2020 ESA Annual Meeting (August 3 - 6)

LB 17 Abstract - Soil nutrients and microbial communities on patch-burn grazing pastures in the northern Great Plains

Jonathan Spiess1, Caley K. Gasch2, Devan Allen McGranahan1 and Benjamin Geaumont3, (1)Range Science, North Dakota State University, Fargo, ND, (2)Soil Science, North Dakota State University, (3)Hettinger Research Extension Center
Background/Question/Methods

Previous patch-burn grazing research has largely overlooked how soil nutrients and microbial communities respond to the combined use of fire and grazing in this context. There is a perception that the use of fire with or without grazing is detrimental to soil nutrient availability in grasslands despite some evidence that their collective impacts do not negatively affect soil nutrient availability. We investigated how soil nutrient availability and microbial communities vary across the time since fire gradient created in patch-burn grazing pastures in southwestern North Dakota. We collected soil samples during the 2018 and 2019 grazing seasons in three patch-burn pastures grazed by cow-calf pairs and three patch-burn pastures grazed by sheep. We sampled four points per patch for sixteen points per pasture.
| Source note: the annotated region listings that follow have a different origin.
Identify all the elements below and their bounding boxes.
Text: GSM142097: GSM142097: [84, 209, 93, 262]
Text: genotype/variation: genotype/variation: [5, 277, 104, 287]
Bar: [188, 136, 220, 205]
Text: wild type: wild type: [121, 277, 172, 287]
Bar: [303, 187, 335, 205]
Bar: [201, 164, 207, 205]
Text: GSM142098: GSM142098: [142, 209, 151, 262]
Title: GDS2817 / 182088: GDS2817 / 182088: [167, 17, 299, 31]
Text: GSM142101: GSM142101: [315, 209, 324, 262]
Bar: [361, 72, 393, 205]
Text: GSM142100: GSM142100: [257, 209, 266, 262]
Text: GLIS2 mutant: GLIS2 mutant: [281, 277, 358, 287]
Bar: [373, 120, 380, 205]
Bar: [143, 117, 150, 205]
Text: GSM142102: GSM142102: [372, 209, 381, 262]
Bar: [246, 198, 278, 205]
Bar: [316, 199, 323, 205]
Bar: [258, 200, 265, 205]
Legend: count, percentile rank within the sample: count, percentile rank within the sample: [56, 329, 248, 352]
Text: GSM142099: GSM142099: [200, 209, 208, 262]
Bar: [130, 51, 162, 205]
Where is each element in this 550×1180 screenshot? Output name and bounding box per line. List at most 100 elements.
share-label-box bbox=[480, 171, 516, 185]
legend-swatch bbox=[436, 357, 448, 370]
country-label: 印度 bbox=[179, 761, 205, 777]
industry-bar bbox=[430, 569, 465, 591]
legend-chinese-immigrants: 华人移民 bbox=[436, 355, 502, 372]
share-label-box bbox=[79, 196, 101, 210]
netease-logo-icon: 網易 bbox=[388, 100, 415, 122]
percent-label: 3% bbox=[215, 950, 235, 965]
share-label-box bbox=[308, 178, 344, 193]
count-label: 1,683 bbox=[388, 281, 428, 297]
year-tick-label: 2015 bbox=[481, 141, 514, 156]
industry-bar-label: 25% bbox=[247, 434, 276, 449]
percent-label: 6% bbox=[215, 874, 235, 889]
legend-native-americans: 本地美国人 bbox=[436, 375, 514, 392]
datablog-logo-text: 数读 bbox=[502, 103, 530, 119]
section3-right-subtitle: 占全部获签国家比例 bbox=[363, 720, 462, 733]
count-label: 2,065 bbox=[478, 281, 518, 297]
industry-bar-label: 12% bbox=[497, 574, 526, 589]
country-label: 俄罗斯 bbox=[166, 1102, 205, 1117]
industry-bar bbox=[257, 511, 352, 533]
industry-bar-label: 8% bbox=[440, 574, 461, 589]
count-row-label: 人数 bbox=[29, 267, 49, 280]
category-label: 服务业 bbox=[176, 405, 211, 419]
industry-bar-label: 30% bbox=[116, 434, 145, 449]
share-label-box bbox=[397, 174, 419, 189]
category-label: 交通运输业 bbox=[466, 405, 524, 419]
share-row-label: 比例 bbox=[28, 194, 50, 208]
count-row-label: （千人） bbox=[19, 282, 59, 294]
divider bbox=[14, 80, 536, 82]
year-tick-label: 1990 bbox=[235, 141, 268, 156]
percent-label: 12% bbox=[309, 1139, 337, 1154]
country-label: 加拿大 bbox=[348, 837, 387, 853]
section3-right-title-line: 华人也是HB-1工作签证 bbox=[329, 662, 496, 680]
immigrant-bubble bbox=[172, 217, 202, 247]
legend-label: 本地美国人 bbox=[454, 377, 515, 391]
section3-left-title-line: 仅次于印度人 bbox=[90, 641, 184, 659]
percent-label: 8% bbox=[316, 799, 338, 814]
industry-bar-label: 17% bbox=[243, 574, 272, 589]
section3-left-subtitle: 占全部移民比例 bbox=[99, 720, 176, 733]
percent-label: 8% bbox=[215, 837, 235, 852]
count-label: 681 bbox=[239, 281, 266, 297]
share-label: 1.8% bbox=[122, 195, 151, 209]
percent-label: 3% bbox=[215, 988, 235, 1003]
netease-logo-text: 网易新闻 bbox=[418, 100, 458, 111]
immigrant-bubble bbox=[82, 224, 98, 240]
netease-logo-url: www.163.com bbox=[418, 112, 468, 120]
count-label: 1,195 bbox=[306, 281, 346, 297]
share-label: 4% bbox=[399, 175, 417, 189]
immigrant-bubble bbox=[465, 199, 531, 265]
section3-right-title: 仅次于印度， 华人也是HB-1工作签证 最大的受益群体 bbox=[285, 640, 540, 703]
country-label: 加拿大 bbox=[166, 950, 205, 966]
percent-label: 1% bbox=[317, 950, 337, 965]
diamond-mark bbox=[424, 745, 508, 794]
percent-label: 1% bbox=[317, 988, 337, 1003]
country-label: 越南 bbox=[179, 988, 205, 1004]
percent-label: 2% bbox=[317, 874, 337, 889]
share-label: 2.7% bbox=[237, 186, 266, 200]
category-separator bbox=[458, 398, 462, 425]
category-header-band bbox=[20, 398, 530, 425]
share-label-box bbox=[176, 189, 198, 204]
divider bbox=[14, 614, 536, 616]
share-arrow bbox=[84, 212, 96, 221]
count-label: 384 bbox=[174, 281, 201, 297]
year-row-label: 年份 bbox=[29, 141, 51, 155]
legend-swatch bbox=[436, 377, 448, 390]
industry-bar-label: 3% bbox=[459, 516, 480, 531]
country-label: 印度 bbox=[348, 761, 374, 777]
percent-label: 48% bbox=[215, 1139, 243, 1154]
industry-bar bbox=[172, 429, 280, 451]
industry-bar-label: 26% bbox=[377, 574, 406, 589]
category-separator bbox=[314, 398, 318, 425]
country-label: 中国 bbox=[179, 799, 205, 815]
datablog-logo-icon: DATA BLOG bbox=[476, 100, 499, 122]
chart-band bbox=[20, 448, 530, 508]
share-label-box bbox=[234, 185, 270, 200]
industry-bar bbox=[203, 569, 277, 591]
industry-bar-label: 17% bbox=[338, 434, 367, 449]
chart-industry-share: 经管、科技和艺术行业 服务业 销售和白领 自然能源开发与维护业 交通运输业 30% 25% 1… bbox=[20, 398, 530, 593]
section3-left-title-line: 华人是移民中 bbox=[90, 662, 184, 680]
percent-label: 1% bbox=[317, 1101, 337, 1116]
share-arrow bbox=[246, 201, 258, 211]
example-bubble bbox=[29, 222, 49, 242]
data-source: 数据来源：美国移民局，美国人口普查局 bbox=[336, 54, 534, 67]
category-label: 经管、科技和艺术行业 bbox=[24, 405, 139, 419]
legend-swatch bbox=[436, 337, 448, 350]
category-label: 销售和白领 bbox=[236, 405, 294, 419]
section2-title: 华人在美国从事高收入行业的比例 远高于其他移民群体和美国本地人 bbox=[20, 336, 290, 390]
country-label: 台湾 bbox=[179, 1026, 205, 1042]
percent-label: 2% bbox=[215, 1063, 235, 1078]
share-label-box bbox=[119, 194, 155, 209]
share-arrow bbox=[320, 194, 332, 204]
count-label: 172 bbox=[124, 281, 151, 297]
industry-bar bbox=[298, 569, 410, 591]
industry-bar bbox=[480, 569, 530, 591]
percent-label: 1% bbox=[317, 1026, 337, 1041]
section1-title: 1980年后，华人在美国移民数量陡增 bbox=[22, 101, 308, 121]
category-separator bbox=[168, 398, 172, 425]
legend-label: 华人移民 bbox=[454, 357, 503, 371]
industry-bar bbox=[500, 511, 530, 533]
We measured plant available nitrogen (ammonium and nitrate) monthly from June – September of each year and calcium, magnesium, phosphorous, potassium, total carbon, and total nitrogen in July of each year. In 2019, we surveyed microbial abundance and composition of broad taxonomic groups in June and measured relative decomposition activity using litter bags buried from June – September. We compare nutrient availability, microbial abundance, and relative decomposition activity between patches using mixed-effect regression models and Tukey post-hoc comparisons. We compare the microbial community composition with nutrient availability, soil moisture, and time since fire using multidimensional scaling with post-hoc factor and vector fitting.

Results/Conclusions

Recently burned patches had higher nitrate, total nitrogen, total carbon, potassium, relative decomposition activity, microbial biomass, and soil moisture than patches with two years since fire or patches that had not yet been burned. Time since fire significantly influenced microbial composition with patches that had not yet been burned being significantly different from recently burned patches. Soil moisture, nitrate, potassium, calcium, and total carbon significantly influenced microbial composition. This suggests that patch-burn grazing did not negatively affect the measured soil nutrients or microbial biomass.